Revenue increased by 8 percent to $1.6 billion for Finning International in the first quarter, driven by significantly higher revenue from South America, which more than offset modest revenue reduction in Canada, the U.K. and Ireland. Product support revenue increased 13 percent to record levels reflecting incremental revenue from the expanded mining product line and solid machine utilization in mining and construction.

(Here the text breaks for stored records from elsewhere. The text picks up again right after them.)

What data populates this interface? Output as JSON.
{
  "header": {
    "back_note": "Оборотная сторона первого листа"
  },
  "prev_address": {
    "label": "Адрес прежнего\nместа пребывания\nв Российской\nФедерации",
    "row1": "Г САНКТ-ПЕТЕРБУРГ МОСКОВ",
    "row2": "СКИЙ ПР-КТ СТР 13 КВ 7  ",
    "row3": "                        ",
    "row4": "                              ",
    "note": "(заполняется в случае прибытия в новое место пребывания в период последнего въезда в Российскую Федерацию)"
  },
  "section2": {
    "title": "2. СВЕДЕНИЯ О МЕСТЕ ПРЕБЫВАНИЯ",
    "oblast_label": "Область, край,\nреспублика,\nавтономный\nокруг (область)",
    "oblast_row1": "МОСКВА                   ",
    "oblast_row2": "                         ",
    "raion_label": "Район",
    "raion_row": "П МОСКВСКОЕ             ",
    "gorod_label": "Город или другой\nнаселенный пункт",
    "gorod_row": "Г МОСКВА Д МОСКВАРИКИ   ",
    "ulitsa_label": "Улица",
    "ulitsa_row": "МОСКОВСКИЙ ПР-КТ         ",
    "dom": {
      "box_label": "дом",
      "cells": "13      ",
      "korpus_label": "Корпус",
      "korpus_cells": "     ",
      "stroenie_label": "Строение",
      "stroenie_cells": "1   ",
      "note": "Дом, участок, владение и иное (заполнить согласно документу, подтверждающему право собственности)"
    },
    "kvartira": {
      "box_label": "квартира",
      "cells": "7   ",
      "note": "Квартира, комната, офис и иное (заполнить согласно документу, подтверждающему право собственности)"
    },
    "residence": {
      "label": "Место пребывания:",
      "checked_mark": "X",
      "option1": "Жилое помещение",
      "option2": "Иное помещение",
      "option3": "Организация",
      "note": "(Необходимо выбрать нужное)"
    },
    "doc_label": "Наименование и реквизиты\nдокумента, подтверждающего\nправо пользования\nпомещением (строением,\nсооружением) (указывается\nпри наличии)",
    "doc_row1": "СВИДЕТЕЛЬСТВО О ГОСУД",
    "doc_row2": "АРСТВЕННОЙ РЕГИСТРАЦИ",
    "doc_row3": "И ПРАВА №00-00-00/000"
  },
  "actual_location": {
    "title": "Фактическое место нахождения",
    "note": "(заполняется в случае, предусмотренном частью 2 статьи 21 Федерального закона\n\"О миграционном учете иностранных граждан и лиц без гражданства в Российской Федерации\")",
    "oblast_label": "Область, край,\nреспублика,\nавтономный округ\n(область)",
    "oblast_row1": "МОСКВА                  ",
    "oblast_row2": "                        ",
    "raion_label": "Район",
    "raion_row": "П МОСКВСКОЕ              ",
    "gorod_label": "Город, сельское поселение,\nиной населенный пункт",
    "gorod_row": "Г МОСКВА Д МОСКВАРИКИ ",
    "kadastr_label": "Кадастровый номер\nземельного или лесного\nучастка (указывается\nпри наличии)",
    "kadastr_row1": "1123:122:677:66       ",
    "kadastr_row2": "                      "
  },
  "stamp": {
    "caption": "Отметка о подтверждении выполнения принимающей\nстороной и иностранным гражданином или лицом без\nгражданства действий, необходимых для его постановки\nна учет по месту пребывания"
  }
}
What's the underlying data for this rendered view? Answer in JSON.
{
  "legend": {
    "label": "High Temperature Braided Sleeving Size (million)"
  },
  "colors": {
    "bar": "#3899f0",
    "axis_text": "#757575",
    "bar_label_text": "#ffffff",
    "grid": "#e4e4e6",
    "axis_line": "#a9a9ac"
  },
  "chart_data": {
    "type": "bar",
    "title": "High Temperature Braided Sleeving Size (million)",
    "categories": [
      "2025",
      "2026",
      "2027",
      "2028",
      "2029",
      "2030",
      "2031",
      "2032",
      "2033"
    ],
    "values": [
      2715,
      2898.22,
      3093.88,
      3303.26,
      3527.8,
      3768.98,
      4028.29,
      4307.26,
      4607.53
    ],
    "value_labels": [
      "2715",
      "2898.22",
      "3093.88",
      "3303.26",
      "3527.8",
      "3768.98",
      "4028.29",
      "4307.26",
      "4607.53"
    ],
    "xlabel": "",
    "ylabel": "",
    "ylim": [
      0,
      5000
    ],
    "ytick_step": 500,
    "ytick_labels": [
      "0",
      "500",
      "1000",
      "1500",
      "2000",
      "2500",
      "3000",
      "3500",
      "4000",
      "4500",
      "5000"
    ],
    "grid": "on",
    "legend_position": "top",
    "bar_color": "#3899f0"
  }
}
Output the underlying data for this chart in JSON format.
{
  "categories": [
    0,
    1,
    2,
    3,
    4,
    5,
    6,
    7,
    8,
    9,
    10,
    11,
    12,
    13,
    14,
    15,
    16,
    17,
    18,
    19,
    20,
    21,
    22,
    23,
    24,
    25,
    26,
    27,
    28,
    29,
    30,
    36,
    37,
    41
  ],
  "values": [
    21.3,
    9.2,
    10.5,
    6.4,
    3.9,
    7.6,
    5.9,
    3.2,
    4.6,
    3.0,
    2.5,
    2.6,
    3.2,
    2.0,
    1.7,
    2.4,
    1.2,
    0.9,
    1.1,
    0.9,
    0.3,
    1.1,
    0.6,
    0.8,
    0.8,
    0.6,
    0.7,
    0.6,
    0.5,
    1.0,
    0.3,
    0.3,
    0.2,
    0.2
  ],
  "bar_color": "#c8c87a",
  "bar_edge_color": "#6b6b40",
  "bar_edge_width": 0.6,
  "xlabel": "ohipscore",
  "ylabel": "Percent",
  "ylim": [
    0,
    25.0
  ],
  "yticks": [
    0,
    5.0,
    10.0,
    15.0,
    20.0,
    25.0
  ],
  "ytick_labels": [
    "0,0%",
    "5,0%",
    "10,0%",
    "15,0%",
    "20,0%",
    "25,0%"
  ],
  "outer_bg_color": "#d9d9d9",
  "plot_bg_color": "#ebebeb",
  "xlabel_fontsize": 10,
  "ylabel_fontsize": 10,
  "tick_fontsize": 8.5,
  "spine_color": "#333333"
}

On a worldwide basis, equipment revenue increased 2 percent to $93 million, compared to $91.2 million a year ago.
EBIT grew 21 percent to $117 million and consolidated EBIT margin was 7.4 percent compared to 6.6 percent in the first quarter of 2012, reflecting higher EBIT margin in Canada.
In Canada revenues declined by 3 percent compared to Q112, impacted by 20-percent lower new equipment sales, primarily to mining customers. However, Canada’s EBIT grew 46 percent to $57 million. The year-over-year improvement is largely the result of reduction of ERP system-related costs as well as a favorable shift in revenue mix to higher margin product support.
“Our ability to grow revenues during heightened economic uncertainty clearly demonstrates the benefit of our broad end-market and geographic diversification, as well as our product support capabilities,” said Mike Waites, president and CEO of Finning International. “As expected, slow activity in mining translated into lower order intake. However, our backlog remains solid, and high machine utilization levels are expected to continue driving strong product support revenues in 2013. Our priorities for the year ahead remain unchanged. We are executing on operational excellence initiatives with rigor and discipline to achieve sustainable improvements in our operating profitability.”
The company said consolidated 2013 revenues are expected to be flat to up 10 percent compared to 2012, withgrowing at a higher rate than revenue.
Finning International is headquartered in Vancouver, B.C., Canada.